I can't predict that this book will be a classic for years to come, but I do think it should be. In recent decades, the field of world history has been relentless in its downgrading of the idea of Western uniqueness in pursuit of a supposed multicultural purity of point of view. In this book, Ricardo Duchesne calls into question much of the key scholarly research seeking to justify this anti-Eurocentric spirit, he also makes it clear just how much we are losing by denying the unique heritage of our Western cultural and intellectual journey. And the "we" in this case is not only the West itself, but all of humanity.
In the book's first half, Duchesne undertakes a vigorous and exhaustive interrogation of the entire gamut of academic world history's current pace-setters (Andre Gunder Frank; Immanuel Wallerstein and world systems theories: Pomeranz-Wong-Goldstone et all on the Great Divergence; Patrick Manning on Big History; Felipe Fernandez-Armesto; John Hobson on the East's influence on the West; Jack Goody, etc.). It is a tour de force challenge to the prevailing academic paradigm in this field. It deals specifically and rigorously with the work of the above mentioned scholars and incorporates and summarizes a huge amount of the research of many others who in various ways challenge the paradigm - David Landes, Joel Mokyr, Aaron Maddison, Joseph Bryant, Margaret Jacobs, Peer Vries (partially), Edward Grant, Toby Huff, Harold Berman, Victor David Hanson, and a number of others.
Duchesne explores a great many facets of the debate among these scholars, but I will mention just one: the arguments about the "Great Divergence," of the West, or England, from China. It is inescapable from Duchesne's exhaustive review of the counter-evidence that there is an enormous amount of solid research calling into question the contentions of Kenneth Pomeranz, Bin Wong, Jack Goldstone et al that China and Europe were economically similar through the 1700s and that only England's luck at having nearby coal and bonus land resources from its colonies gave it an edge. (Goldstone's view is somewhat different from this but results in the same overall conclusion - that the West was in no way uniquely enabled by its cultural history to launch the industrial age). In my view the evidence Duchesne reviews is pretty conclusive against this theory, but it is clear in any case that those defending the theory simply do not deal with much of this evidence rigorously, if at all.

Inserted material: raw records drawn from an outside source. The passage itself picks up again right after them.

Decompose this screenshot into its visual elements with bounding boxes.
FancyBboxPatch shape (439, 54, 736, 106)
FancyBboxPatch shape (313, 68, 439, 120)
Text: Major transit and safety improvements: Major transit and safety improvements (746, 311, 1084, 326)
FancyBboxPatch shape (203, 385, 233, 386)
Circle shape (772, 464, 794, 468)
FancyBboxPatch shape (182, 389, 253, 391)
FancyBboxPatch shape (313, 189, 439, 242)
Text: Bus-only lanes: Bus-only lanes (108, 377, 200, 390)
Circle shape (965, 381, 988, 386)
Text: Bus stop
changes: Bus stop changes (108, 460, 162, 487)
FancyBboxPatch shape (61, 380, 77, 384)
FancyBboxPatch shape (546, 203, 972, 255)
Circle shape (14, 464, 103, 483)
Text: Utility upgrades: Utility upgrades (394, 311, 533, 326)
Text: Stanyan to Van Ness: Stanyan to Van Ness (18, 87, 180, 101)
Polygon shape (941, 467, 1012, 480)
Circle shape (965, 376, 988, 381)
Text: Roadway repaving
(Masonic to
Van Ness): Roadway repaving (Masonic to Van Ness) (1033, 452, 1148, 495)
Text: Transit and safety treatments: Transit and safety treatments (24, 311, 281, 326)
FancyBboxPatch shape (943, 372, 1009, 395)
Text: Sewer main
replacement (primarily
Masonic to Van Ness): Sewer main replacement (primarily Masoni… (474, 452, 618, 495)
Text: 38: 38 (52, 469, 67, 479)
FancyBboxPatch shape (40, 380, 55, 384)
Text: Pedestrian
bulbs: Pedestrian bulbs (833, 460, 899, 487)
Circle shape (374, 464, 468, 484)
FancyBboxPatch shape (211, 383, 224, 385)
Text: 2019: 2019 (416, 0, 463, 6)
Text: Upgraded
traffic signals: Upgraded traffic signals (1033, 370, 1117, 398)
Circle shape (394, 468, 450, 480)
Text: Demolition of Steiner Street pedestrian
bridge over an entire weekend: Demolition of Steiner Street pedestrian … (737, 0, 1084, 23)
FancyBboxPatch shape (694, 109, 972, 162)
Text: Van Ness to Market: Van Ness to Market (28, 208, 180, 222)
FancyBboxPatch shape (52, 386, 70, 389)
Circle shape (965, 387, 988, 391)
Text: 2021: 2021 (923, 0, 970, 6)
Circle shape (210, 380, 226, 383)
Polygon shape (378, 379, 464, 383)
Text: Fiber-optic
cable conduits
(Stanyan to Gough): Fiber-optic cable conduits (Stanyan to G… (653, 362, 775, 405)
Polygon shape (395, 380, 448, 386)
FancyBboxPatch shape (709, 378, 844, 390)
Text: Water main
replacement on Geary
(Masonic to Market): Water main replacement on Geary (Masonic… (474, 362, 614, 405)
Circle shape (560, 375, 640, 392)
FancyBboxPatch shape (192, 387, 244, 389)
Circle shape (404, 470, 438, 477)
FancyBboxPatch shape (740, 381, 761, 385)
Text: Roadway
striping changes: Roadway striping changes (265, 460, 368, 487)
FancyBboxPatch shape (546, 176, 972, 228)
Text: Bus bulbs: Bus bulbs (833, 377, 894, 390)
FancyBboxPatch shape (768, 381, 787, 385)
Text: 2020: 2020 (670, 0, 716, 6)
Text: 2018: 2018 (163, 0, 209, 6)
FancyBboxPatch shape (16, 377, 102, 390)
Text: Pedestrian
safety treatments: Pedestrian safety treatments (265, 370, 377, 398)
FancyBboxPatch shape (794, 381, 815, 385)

I do not think anyone will be able intelligently to defend or criticize the prevailing paradigm any more without grappling with Duchesne's thorough analysis. He comes down solidly on the side of the critics of the current paradigm, but he deals honestly and rigorously with the ideas of those he disputes - plus he gives all of them plenty of credit for advancing the field as they have in many ways.
Duchesne devotes the second part of his book mainly to his own theory about the uniqueness of Western civilization. That theory is definitely not a mindless Eurocentric celebration of the West. It is much more of an acquired-taste/hard-liquor take on Western uniqueness - stressing as it does the role of a uniquely aggressive, restless, aristocratic-warrior derived individualism, which Duchesne traces back to the Indo-European horse-riding nomads of the Pontic steppes. It is this combination of qualities he sees as forming the matrix within which the West's rationalism, science, philosophy, art and literature, as well as its industrial drive and dynamism, war-fighting proclivity, and imperialism evolved. I happen to find his take intriguing, bracing and clarifying, I admit. But even if you don't, you cannot expect to understand the debate at the very heart of this field without finding out what Duchesne's take is and grappling with it. Aside from his case for "uniqueness," which will excite opposition I am sure, his stress on culture and intellectual life, ideas, over the current sociological and economic emphasis is in my opinion long overdue.
(By the way, one of the ironies in Duchesne's analysis is his view that the multicultural critique of "Eurocentrism" is itself as Western as can be, a manifestation of a unique "negativity" inherent in the dynamics of Western culture, with its constant and restless curiosity about what is just over the horizon, what is unknown and unbounded - or, to put it in more fashionable words, the "Other.")
Duchesne's exploration of Western individualism and rationalism, with extensive discussions of Max Weber, Hegel, Homer, Nietzche, is more speculative than his analysis of research in the first half of the book. For one thing, in anthropological and sociological terms his own insights rest heavily on what is still only indistinctly known about Europe and the Pontic steppes back a good three thousand years BCE or more. Otherwise, they arise out of extensive explorations of the thought of some key philosophers and social theorists, most of whom are not considered relevant to this field, but should be. It will not be easy to convince the unconvinced that Duchesne's speculations in this realm are provable, but his ideas will still clarify the terms of debate even for those who disagree with them.
Unfortunately, the book is idiotically overpriced. I sincerely hope a cheap paperback is being planned, because at this point few will be able to afford the fee. A thorough discussion and debate about this book and its implications is going to be unavoidable if the field is to advance and recover a vitality it is now in danger of losing.